Jacques Deray começa a preparar o homicídio de Harry, quando nos mostra a chegada de Ronet pelo olhar do embriagado Delon, com o desenho da piscina a esboçar-se ao fundo dos planos, a antecipar o palco do crime. No fim da caçada, a piscina, além de espelho do passado, das características dos personagens e das suas rivalidades, será também o lugar evidente para a resolução do conflito. A morte de Harry traduz-se numa necessidade para Jean-Paul, com afinidades com o Ripley de Delon, na punição de uma presa, no desejo impossível de frear, de punir o passado de Harry, que já começara com a relação com a filha Penelope, mas também na vontade de o condenar por tê-lo privado da beleza de Marianne, num paralelo com a conquista de Marge em Plein Soleil, assegurada pela remoção de Greenleaf.
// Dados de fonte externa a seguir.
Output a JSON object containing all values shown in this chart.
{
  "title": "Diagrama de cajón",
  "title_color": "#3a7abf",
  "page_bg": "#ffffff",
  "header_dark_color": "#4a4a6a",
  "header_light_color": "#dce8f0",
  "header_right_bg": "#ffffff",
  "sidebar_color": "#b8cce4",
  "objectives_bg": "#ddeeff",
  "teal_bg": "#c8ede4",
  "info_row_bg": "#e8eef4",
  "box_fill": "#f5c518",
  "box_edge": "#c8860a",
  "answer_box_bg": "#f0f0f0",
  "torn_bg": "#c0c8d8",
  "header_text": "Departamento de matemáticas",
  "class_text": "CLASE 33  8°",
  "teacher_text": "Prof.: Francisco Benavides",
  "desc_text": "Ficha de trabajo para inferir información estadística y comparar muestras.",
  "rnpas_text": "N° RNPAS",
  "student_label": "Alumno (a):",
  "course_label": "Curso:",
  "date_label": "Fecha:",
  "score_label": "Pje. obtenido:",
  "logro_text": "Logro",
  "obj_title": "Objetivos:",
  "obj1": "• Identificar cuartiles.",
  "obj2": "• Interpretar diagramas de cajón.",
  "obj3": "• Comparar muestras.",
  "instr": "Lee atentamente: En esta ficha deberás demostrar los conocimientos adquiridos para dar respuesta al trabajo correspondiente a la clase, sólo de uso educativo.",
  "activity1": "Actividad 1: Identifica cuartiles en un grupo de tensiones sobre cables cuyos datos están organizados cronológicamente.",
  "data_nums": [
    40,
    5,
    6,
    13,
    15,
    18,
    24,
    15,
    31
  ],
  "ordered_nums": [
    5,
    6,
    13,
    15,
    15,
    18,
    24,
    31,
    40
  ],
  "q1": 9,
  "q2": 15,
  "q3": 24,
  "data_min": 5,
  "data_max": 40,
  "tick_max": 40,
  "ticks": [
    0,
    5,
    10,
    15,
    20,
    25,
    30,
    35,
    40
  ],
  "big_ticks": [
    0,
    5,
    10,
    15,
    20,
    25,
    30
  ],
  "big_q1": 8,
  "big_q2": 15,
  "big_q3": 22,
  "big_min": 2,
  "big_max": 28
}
Como um Ripley de destreza e força, Delon afoga o outro, empurra-o sucessivamente para o fundo da piscina pela cabeça, numa semelhança manifesta com o homicídio central de Deep Water, romance de Patricia Highsmith, adaptado por Michel Deville, em 1981. A tarefa é árdua, são precisas sucessivas investidas, até que Maurice Ronet fica a flutuar na superfície do espelho de água. Depois, Deray, como fez René Clément, como exemplificou frequentemente Claude Chabrol, detém-se em sequências breves, mas explicitas, na revelação do desafio físico, no peso daquele corpo morto que é preciso erguer da piscina. Já depois de procurar ocultar os sinais de homicídio, o corpo de Delon rende-se ao cansaço e o rosto projecta a antecâmara do remorso, como quem se olha de fora para observar um emaranhado de desordens psicológicas, que resultaram naquele homicídio. E é aqui que findam os paralelos de Jean-Paul com Ripley, pois o herói de Highsmith não conhece o arrependimento, nem questiona as acções prévias, a sua única preocupação é prosseguir, manter o domínio da situação.

O terceiro acto é inaugurado com um curioso plano, em que o trio resultante daquela morte se junta no bordo da piscina, no reiterar daquele lugar como um espelho mágico, de divertimento e de sexo, mas também de morte e de trauma. À afirmação de Marianne de que não será mais capaz de nadar ali, Jean-Paul propõe o pronto esvaziamento da piscina. Mas, Marianne diz que essa opção apenas piora as coisas, consciente de que aquele lugar é um envasamento de memórias, que é necessário defrontar, como a catarse associada a um drama. O inspector da polícia visita o casal Jean-Paul & Marianne e, tal como em Plein Soleil, parece farejar a culpa em Delon. As observações do meticuloso inspector fazem instalar a dúvida no olhar de Romy Schneider, que observa Delon, tal como Hitchcock fizera com o rosto de Ruth Roman, como uma evidência da culpa de Farley Granger, em Strangers on a Train (1951), na adaptação do primeiro romance de Highsmith.
Ainda antes de Jean-Paul confessar, já a câmara testemunhara o rosto aflito, em close-up, de Marianne, um rosto como objecto de estudo da câmara, retrato da angústia e do pânico, no contra-campo dos movimentos de Delon, da denúncia da sua culpa, que apenas a Schneider será revelada. Talvez alguns espectadores acreditem que Marianne pudesse denunciar o companheiro, mas ela permanece leal, num primeiro sintoma do contágio da culpa, e acabará a proteger Jean-Paul da justiça dos homens, insinuando que esse pacto seria também uma condição para uma separação do casal. Mas, tal como Delon perseguira Schneider durante anos, também Jean-Paul força uma junção perene do casal, à sombra daquele segredo de morte, pois o que parecia um crime sem castigo é, afinal, uma punição bem mais pesada do que a imposta pela lei, um crime sem redenção possível. No primeiro dos dois últimos planos de La Piscine, Alain Delon e Romy Schneider abraçam-se, dentro da casa, apadrinhados pelo trauma; no contra-campo, o filme responde com o emaranhado infindável de ramificações de uma árvore no espelho da piscina.